Второй ребенок, Маргарет, была всего на год младше своей сестры. Еще круглее, чем та, с пронзительными голубыми глазами, она одаривала собеседника улыбкой, свидетельствующей о высочайшем, почти нездешнем блаженстве, достойном достигшего нирваны буддиста. Эта улыбка не покидала ее губ ни при каких обстоятельствах, и никто не в силах был обнаружить источник ее невозмутимого довольства. Она была невероятно добродушна и имела обыкновение после долгого мечтательного молчания отпускать уморительные и при этом совершенно невинные замечания. Это все, что нам пока о ней известно.

Природа, начисто лишившая Маргарет пылкости и самолюбия, отличавших ее старшую сестру, казалось, решила отыграться, соорудив характер третьей девочки исключительного из вышеназванного материала. Надо полагать, первые год или два своего существования она большую часть времени пронзительно орала, и у гостей складывалось впечатление, что она так и была создана с широко открытым ртом и легионом бесов внутри. Но, поскольку старшие сестры переболели тем же, хоть и в смягченной форме, взрослые вели себя с ребенком спокойно и внимательно, и первые шумные годы благополучно остались в прошлом, не сказавшись на здоровье и характере девочки. Вскоре, однако же, обнаружилось, что она была настоящей фурией. Ее неистовство принимало самые непредсказуемые формы, столь же необузданные, сколь и своеобразные. Одно время она вела себя совсем как дикая кошка, готовая наброситься на всякого, кто ненароком задевал ее, – визжала, царапалась и кусалась, словно защищая свою жизнь. И хотя этот бурный период также вскоре миновал, он не прошел бесследно, о чем временами напоминал взгляд, нет-нет да и вспыхивавший колючим огнем. Ее огромные глаза даже в детстве были совершенно необыкновенными. Не лазурно-голубые, как у Маргарет, и не глубокие темно-синие, как у Кэтрин, но серо-зеленые, они то заволакивались серо-голубым туманом, то сверкали бешеными бледно-зелеными искрами, отражая тысячами оттенков стремительные перемены настроения своей обладательницы. В какой-то момент ею вдруг овладела неуемная страсть к проказам – особенно она любила запирать двери и прятать ключи; но и это со временем прошло. Затем она приобрела безумную привычку убегать и теряться. Четырежды отправлялись ее искать и находили в одном случае на улицах Лондона, в трех других – за городом, на голых и безлюдных холмах, излюбленном месте ее игр. Сестры, на которых, ввиду литературных занятий их матушки, лежала большая часть забот по дому, тщетно пытались ее урезонить. В ней, казалось, не было ни капельки рассудительности, ни малейшей тяги к порядку или представления о долге, к которым они могли бы воззвать. К тринадцати годам Гертруда превратилась в безрассудного и насмешливого сорванца с огненно-рыжими волосами и пронзительным голосом. Как раз в это время она вступила в четвертую фазу своего развития, в некотором смысле наиболее зловещую. Она стала молчаливой, мрачной и безразличной ко всему. Весь последний год она беспрестанно хандрила.

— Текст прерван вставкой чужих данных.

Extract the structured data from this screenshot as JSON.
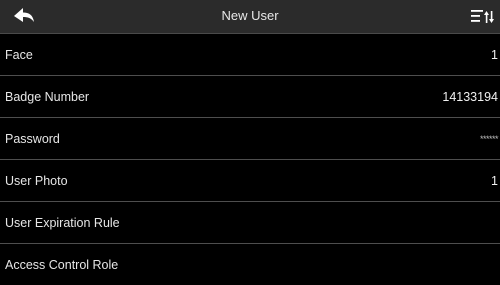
{
  "header": {
    "title": "New User",
    "back_icon": "back-arrow-icon",
    "menu_icon": "menu-sort-icon"
  },
  "rows": [
    {
      "label": "Face",
      "value": "1"
    },
    {
      "label": "Badge Number",
      "value": "14133194"
    },
    {
      "label": "Password",
      "value": "******"
    },
    {
      "label": "User Photo",
      "value": "1"
    },
    {
      "label": "User Expiration Rule",
      "value": ""
    },
    {
      "label": "Access Control Role",
      "value": ""
    }
  ],
  "colors": {
    "background": "#000000",
    "header_background": "#2b2b2b",
    "divider": "#4e4e4e",
    "text": "#ffffff"
  }
}
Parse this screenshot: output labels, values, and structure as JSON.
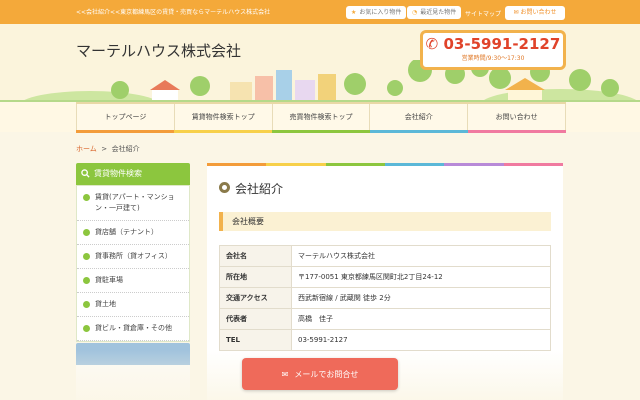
{
  "topbar": {
    "tagline": "<<会社紹介<<東京都練馬区の賃貸・売買ならマーテルハウス株式会社",
    "favorites_label": "お気に入り物件",
    "recent_label": "最近見た物件",
    "sitemap_label": "サイトマップ",
    "contact_label": "お問い合わせ"
  },
  "header": {
    "company_name": "マーテルハウス株式会社",
    "phone": "03-5991-2127",
    "hours": "営業時間/9:30〜17:30"
  },
  "nav": {
    "items": [
      "トップページ",
      "賃貸物件検索トップ",
      "売買物件検索トップ",
      "会社紹介",
      "お問い合わせ"
    ]
  },
  "breadcrumb": {
    "home": "ホーム",
    "separator": ">",
    "current": "会社紹介"
  },
  "sidebar": {
    "heading": "賃貸物件検索",
    "items": [
      "賃貸(アパート・マンション・一戸建て)",
      "貸店舗（テナント）",
      "貸事務所（貸オフィス）",
      "貸駐車場",
      "貸土地",
      "貸ビル・貸倉庫・その他"
    ]
  },
  "main": {
    "title": "会社紹介",
    "section_title": "会社概要",
    "rows": [
      {
        "label": "会社名",
        "value": "マーテルハウス株式会社"
      },
      {
        "label": "所在地",
        "value": "〒177-0051 東京都練馬区関町北2丁目24-12"
      },
      {
        "label": "交通アクセス",
        "value": "西武新宿線 / 武蔵関 徒歩 2分"
      },
      {
        "label": "代表者",
        "value": "高橋　佳子"
      },
      {
        "label": "TEL",
        "value": "03-5991-2127"
      }
    ]
  },
  "mail_button": {
    "label": "メールでお問合せ"
  },
  "colors": {
    "accent_orange": "#f4a93a",
    "phone_red": "#e0432a",
    "sidebar_green": "#8cc63e",
    "mail_button": "#ef6a5a"
  },
  "stripe_colors": [
    "#f39c3a",
    "#f7d04a",
    "#8cc63e",
    "#5bb8d8",
    "#b88ad8",
    "#f07aa0"
  ]
}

Проницательные родственники были не на шутку напуганы этой переменой и гадали, чем обернется столь опасный затвор для столь несдержанной натуры. Именно в эту пору нелюдимого брожения соков, недоброе для любого ребенка время, ее стали замечать в обществе француженки Сесиль Флери, красивой и глупой девочки, чье присутствие, факт, как могло бы показаться, незначительный, знаменовало важную и страшную перемену. Никто не знал, как именно это произошло: повесть о том мизантропическом молчании никогда не была рассказана, но в одночасье Гертруда Грэй распрощалась с эдемом безмятежного детства, с его непринужденным довольством и милосердной строгостью, и сделалась обычным глупым подростком. Она вкусила заветного яблока и стала, как Сесиль, ибо познала добро и зло.